Posted on December 21, 2016 at 3:37 pm
“Hidden Figures,” the true story of African-American women mathematicians at NASA during the 1960’s is one of the most uplifting films of the year. Its score is composed by by Hollywood legend Hans Zimmer with Benjamin Wallfisch and the best pop producer in the business and one of the most popular performers as well, Pharrell Williams, who told me “I’m lucky to be a part of this film.” Even before he got involved, Williams had begun to experiment with some 60’s-inspired compositions. “I grew up around that kind of music because I was born 11 years later. So I used to hear it around the house, my parents played it and at my grandmother’s house too, I used to hear the music. That’s a very crazy time, but it felt good and it was all music that evoked, music that came from the soul and that’s why they call it soul music. It was like you could just feel the core of where someone was coming from.” He used a mix of old and new instruments to create the sound.
Williams has worked with a wide range of musicians and performers. “Collaborating allows me to channel and learn new ways of working, new ways of thinking, new directions. This is all an education. Life is an education, so every time I collaborate with somebody it’s like a crash course into the way that they work, into this new moment that we are sharing and into uncharted territories.”

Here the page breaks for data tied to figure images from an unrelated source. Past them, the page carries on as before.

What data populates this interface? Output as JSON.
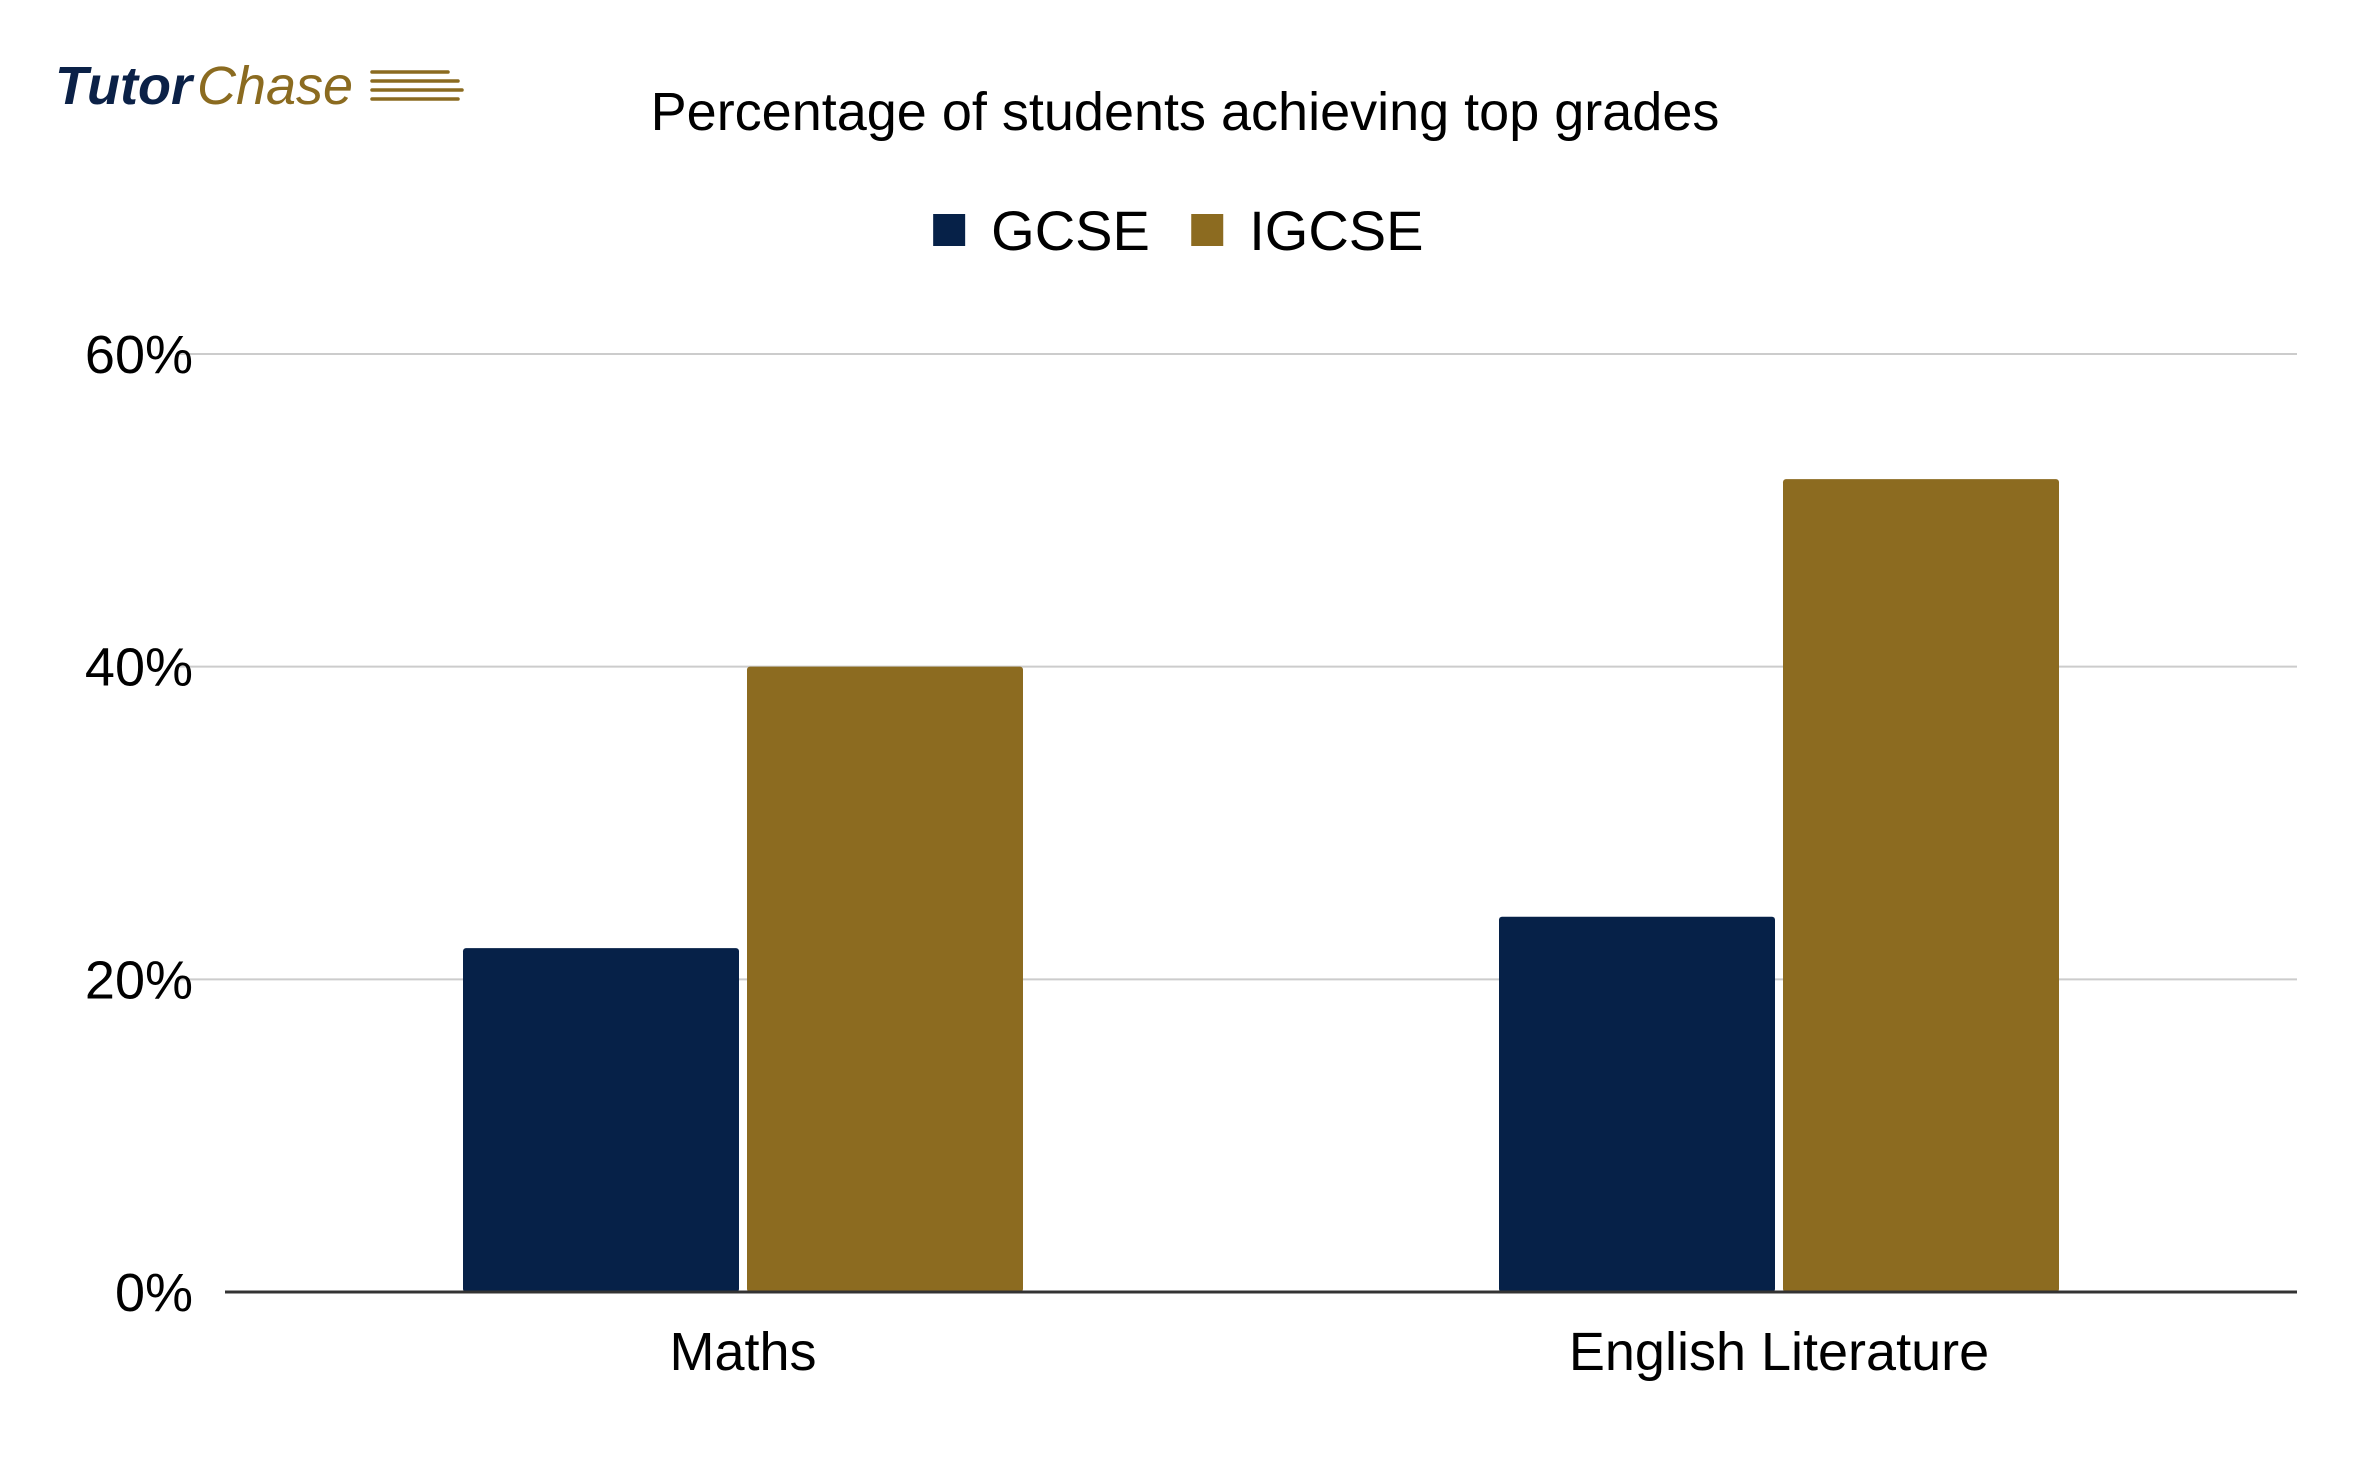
{
  "logo": {
    "primary": "Tutor",
    "secondary": "Chase",
    "primary_color": "#0b2147",
    "secondary_color": "#8b6b20"
  },
  "chart_data": {
    "type": "bar",
    "title": "Percentage of students achieving top grades",
    "xlabel": "",
    "ylabel": "",
    "categories": [
      "Maths",
      "English Literature"
    ],
    "series": [
      {
        "name": "GCSE",
        "values": [
          22,
          24
        ],
        "color": "#062148"
      },
      {
        "name": "IGCSE",
        "values": [
          40,
          52
        ],
        "color": "#8c6b20"
      }
    ],
    "ylim": [
      0,
      60
    ],
    "yticks": [
      0,
      20,
      40,
      60
    ],
    "ytick_labels": [
      "0%",
      "20%",
      "40%",
      "60%"
    ],
    "value_suffix": "%",
    "grid": true,
    "legend_position": "top-center"
  }
}
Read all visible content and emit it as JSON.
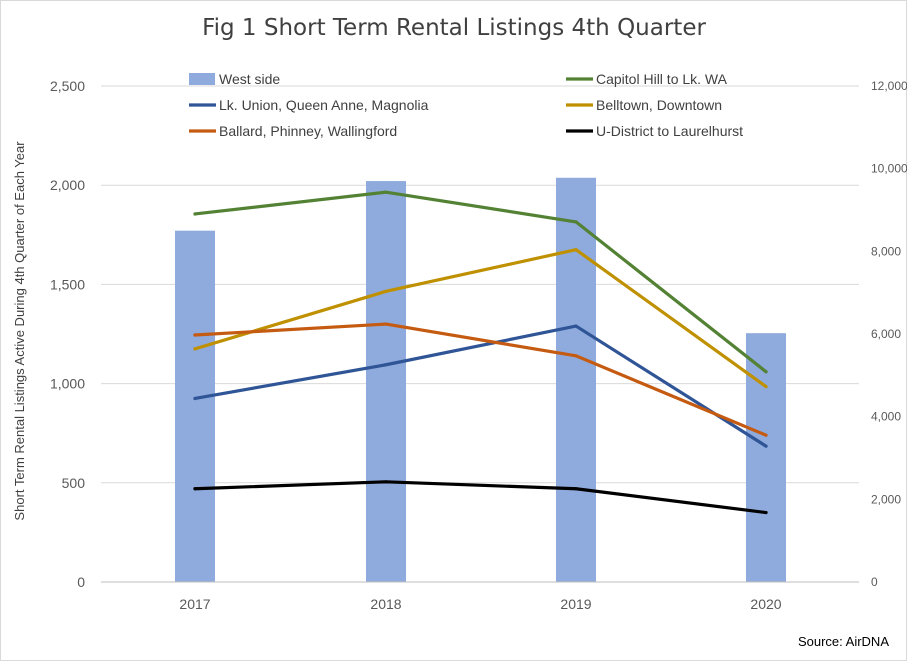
{
  "chart_data": {
    "type": "bar",
    "title": "Fig 1 Short Term Rental Listings 4th Quarter",
    "ylabel": "Short Term Rental Listings Active During 4th Quarter of Each Year",
    "y2label": "",
    "xlabel": "",
    "categories": [
      "2017",
      "2018",
      "2019",
      "2020"
    ],
    "ylim": [
      0,
      2500
    ],
    "y2lim": [
      0,
      12000
    ],
    "yticks": [
      "0",
      "500",
      "1,000",
      "1,500",
      "2,000",
      "2,500"
    ],
    "y2ticks": [
      "0",
      "2,000",
      "4,000",
      "6,000",
      "8,000",
      "10,000",
      "12,000"
    ],
    "legend_position": "top",
    "grid": true,
    "series": [
      {
        "name": "West side",
        "kind": "bar",
        "axis": "right",
        "color": "#8faadc",
        "values": [
          8500,
          9700,
          9780,
          6020
        ]
      },
      {
        "name": "Capitol Hill to Lk. WA",
        "kind": "line",
        "axis": "left",
        "color": "#548235",
        "values": [
          1855,
          1965,
          1815,
          1060
        ]
      },
      {
        "name": "Lk. Union, Queen Anne, Magnolia",
        "kind": "line",
        "axis": "left",
        "color": "#2f5597",
        "values": [
          925,
          1095,
          1290,
          685
        ]
      },
      {
        "name": "Belltown, Downtown",
        "kind": "line",
        "axis": "left",
        "color": "#bf9000",
        "values": [
          1175,
          1465,
          1675,
          985
        ]
      },
      {
        "name": "Ballard, Phinney, Wallingford",
        "kind": "line",
        "axis": "left",
        "color": "#c55a11",
        "values": [
          1245,
          1300,
          1140,
          740
        ]
      },
      {
        "name": "U-District to Laurelhurst",
        "kind": "line",
        "axis": "left",
        "color": "#000000",
        "values": [
          470,
          505,
          470,
          350
        ]
      }
    ],
    "source": "Source: AirDNA"
  }
}
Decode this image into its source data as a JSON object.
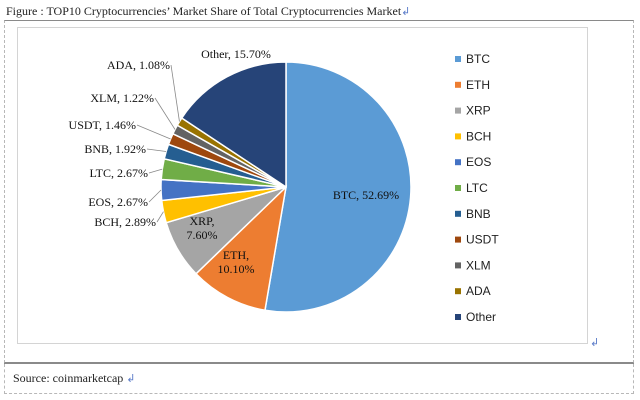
{
  "caption": {
    "text": "Figure : TOP10 Cryptocurrencies’ Market Share of Total Cryptocurrencies Market",
    "mark": "↲"
  },
  "source": {
    "text": "Source: coinmarketcap",
    "mark": "↲"
  },
  "chart_mark": "↲",
  "chart_data": {
    "type": "pie",
    "title": "",
    "unit": "%",
    "categories": [
      "BTC",
      "ETH",
      "XRP",
      "BCH",
      "EOS",
      "LTC",
      "BNB",
      "USDT",
      "XLM",
      "ADA",
      "Other"
    ],
    "values": [
      52.69,
      10.1,
      7.6,
      2.89,
      2.67,
      2.67,
      1.92,
      1.46,
      1.22,
      1.08,
      15.7
    ],
    "colors": [
      "#5b9bd5",
      "#ed7d31",
      "#a5a5a5",
      "#ffc000",
      "#4472c4",
      "#70ad47",
      "#255e91",
      "#9e480e",
      "#636363",
      "#997300",
      "#264478"
    ],
    "data_labels": [
      "BTC, 52.69%",
      "ETH,\n10.10%",
      "XRP,\n7.60%",
      "BCH, 2.89%",
      "EOS, 2.67%",
      "LTC, 2.67%",
      "BNB, 1.92%",
      "USDT, 1.46%",
      "XLM, 1.22%",
      "ADA, 1.08%",
      "Other, 15.70%"
    ],
    "legend": {
      "position": "right",
      "entries": [
        "BTC",
        "ETH",
        "XRP",
        "BCH",
        "EOS",
        "LTC",
        "BNB",
        "USDT",
        "XLM",
        "ADA",
        "Other"
      ]
    }
  }
}
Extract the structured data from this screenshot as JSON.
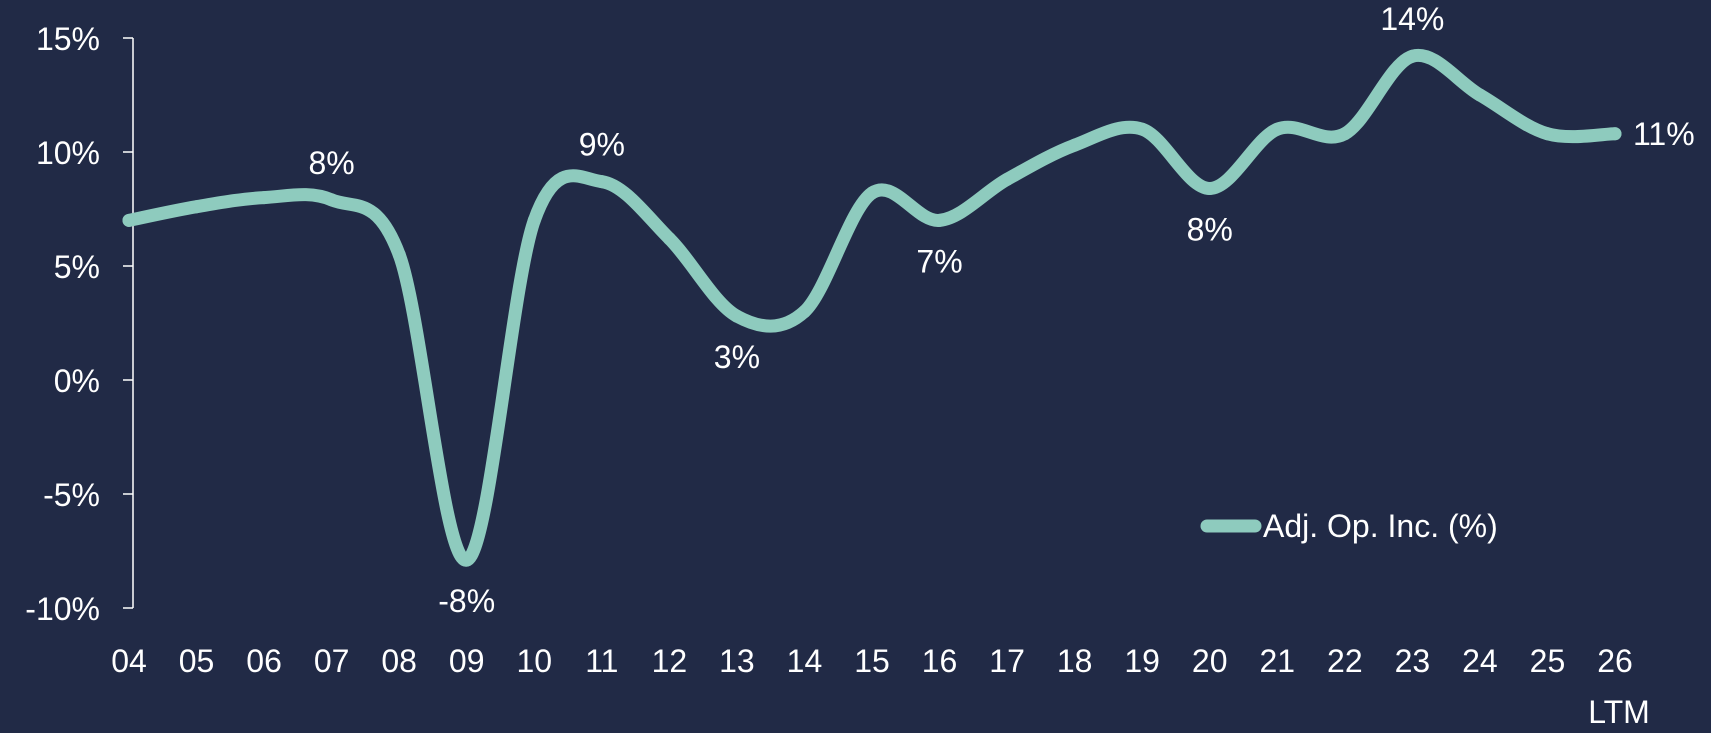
{
  "colors": {
    "background": "#212a46",
    "line": "#8ecbbe",
    "text": "#ffffff",
    "axis": "#ffffff"
  },
  "chart_data": {
    "type": "line",
    "title": "",
    "xlabel": "",
    "ylabel": "",
    "categories": [
      "04",
      "05",
      "06",
      "07",
      "08",
      "09",
      "10",
      "11",
      "12",
      "13",
      "14",
      "15",
      "16",
      "17",
      "18",
      "19",
      "20",
      "21",
      "22",
      "23",
      "24",
      "25",
      "26"
    ],
    "category_sublabels": {
      "26": "LTM"
    },
    "ylim": [
      -10,
      15
    ],
    "yticks": [
      -10,
      -5,
      0,
      5,
      10,
      15
    ],
    "ytick_labels": [
      "-10%",
      "-5%",
      "0%",
      "5%",
      "10%",
      "15%"
    ],
    "grid": false,
    "legend": {
      "position": "bottom-right"
    },
    "series": [
      {
        "name": "Adj. Op. Inc. (%)",
        "values": [
          7.0,
          7.6,
          8.0,
          7.9,
          5.5,
          -7.9,
          7.0,
          8.7,
          6.2,
          2.8,
          3.0,
          8.2,
          7.0,
          8.8,
          10.3,
          11.0,
          8.4,
          11.0,
          10.8,
          14.2,
          12.5,
          10.8,
          10.8
        ]
      }
    ],
    "data_labels": [
      {
        "category": "07",
        "text": "8%",
        "placement": "above"
      },
      {
        "category": "09",
        "text": "-8%",
        "placement": "below"
      },
      {
        "category": "11",
        "text": "9%",
        "placement": "above"
      },
      {
        "category": "13",
        "text": "3%",
        "placement": "below"
      },
      {
        "category": "16",
        "text": "7%",
        "placement": "below"
      },
      {
        "category": "20",
        "text": "8%",
        "placement": "below"
      },
      {
        "category": "23",
        "text": "14%",
        "placement": "above"
      },
      {
        "category": "26",
        "text": "11%",
        "placement": "right"
      }
    ]
  }
}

He told me what he learned from Zimmer and Wallfisch about writing music to complement a story. “Hans always likes to find the poetry in a script and then he likes to parallel it with the score. And Ben is like a seeker of tenderness. I like to stoke the fires and try and stimulate something. So it was like this really interesting trio in the way that we worked. It was a whole lot of fun. And ultimately we came to the conclusion that when you think about scores there’s always like the default go to, Euro/Anglo angle when composing a score so we thought well, these women were not Euro and they were not Anglo. They were African-American, they were women and it was the 1960s, so those were our coordinates. That’s what we locked in on and that’s what we tried to chase.” He said this might be the music they listened to as they were cooking and driving to work. “This music was meant to be the backdrop to the most important dialogue and the most important stories in its universe, in its world and so the music was never supposed to shine brighter than what was going on in the film because that was the most important part.” He said that does not mean creating the melodies differently but “you’ll know when it’s doing too much. I tried to pull the fire out of something first. Like in other words if you ask me do that then I have to go to that dial I have to dive deep on the four dimensional level and try to well up as much fire as I can and then I dial it down once I’ve got it.”